A number of Spider Fund members also expressed concern about the job market and what the current job-search process has been like in the financial industry.
"It's really forced me to look at places I didn't think I would be looking for a job," Keches said.
Keches said he had originally wanted to get into a training program at one of Wall Street's large investment banking training programs. Now some of these no longer exist or the programs have suspended full-time recruiting. Keches has shifted his focus to mid-sized investment banks and investment management firms in cities around the United States as well as in Asia and Europe.
Looking for a job is like taking two to three extra classes, he said, and said he would apply to about 30 institutions worldwide.

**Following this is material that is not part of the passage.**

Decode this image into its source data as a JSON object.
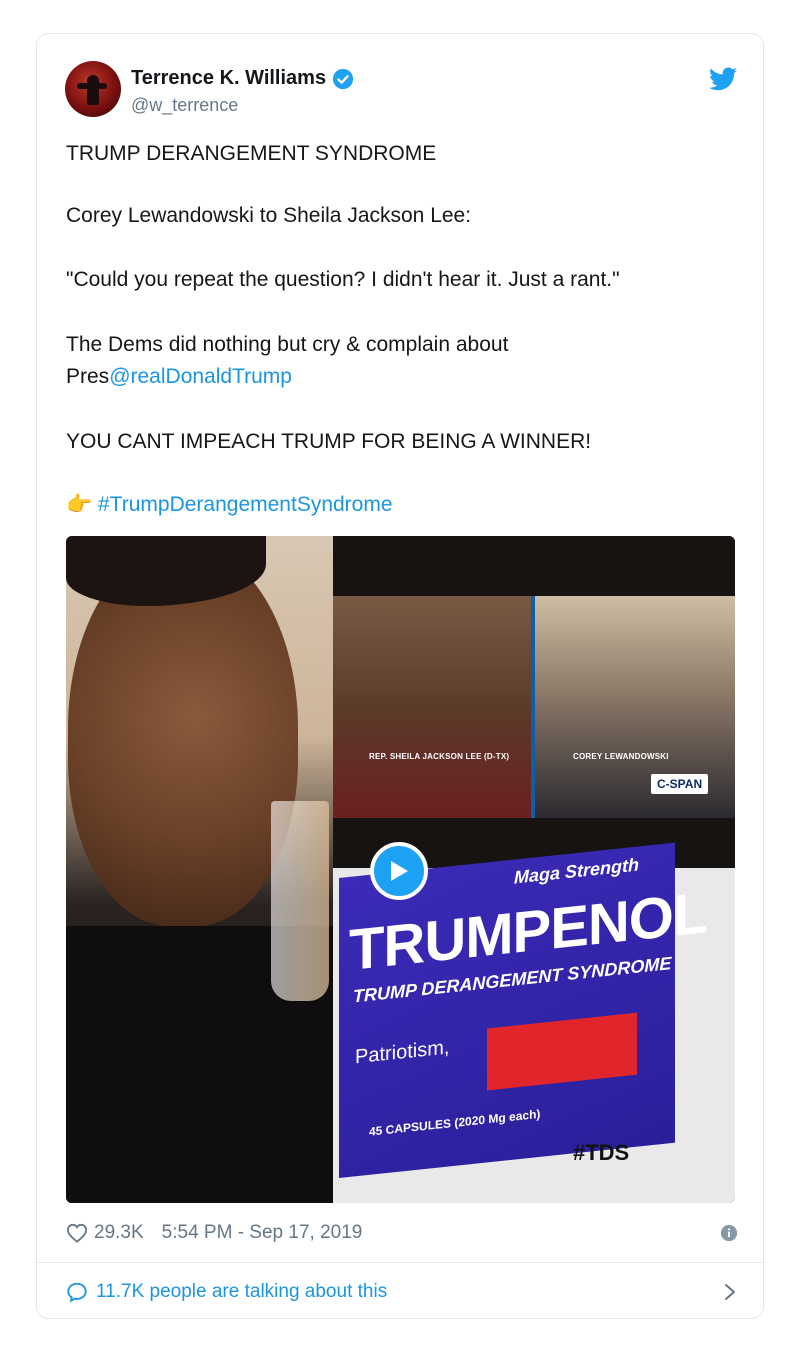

Some students are also going beyond the Career Development Center's resources as they may have in the past; students are now tapping into all of their networks and doing a lot of the groundwork on their own, Fredrickson said.
Similar to Keches, Fredrickson's ideal situation was to get into a top-tier internship program in Boston or New York, and he said he had hoped to get a full-time offer as a result of that experience.
If you looked at the students who were involved with Spider Fund two years ago, many of them had prestigious internships with job offers that followed, he said.
Five to six of the students involved with Spider Fund, including Fredrickson, have received full-time offers, and as of now four have accepted.
Fredrickson received a full-time offer in a sales position for a financial services firm in Richmond, but said he was keeping his options open for the time being and seeing what else might be available.
Mian also commented on how her job search was progressing, and said she had been using resources from other universities that her friends go to so she could increase the number of possibilities available to her.
She searched the career development resources and job postings from other schools, including Northeastern University, Boston University and the George Washington University, and applied to firms that may not be recruiting at Richmond, she said.
She was supposed to work as an intern at Lehman Brothers this past summer, but the program was suspended.
The Spider Fund will have its semi-annual meeting with its advisory board on Oct. 16. Members of the fund will present an overview of the fund, an explanation of executed trades and discuss the highlights and lowlights of the funds investments thus far.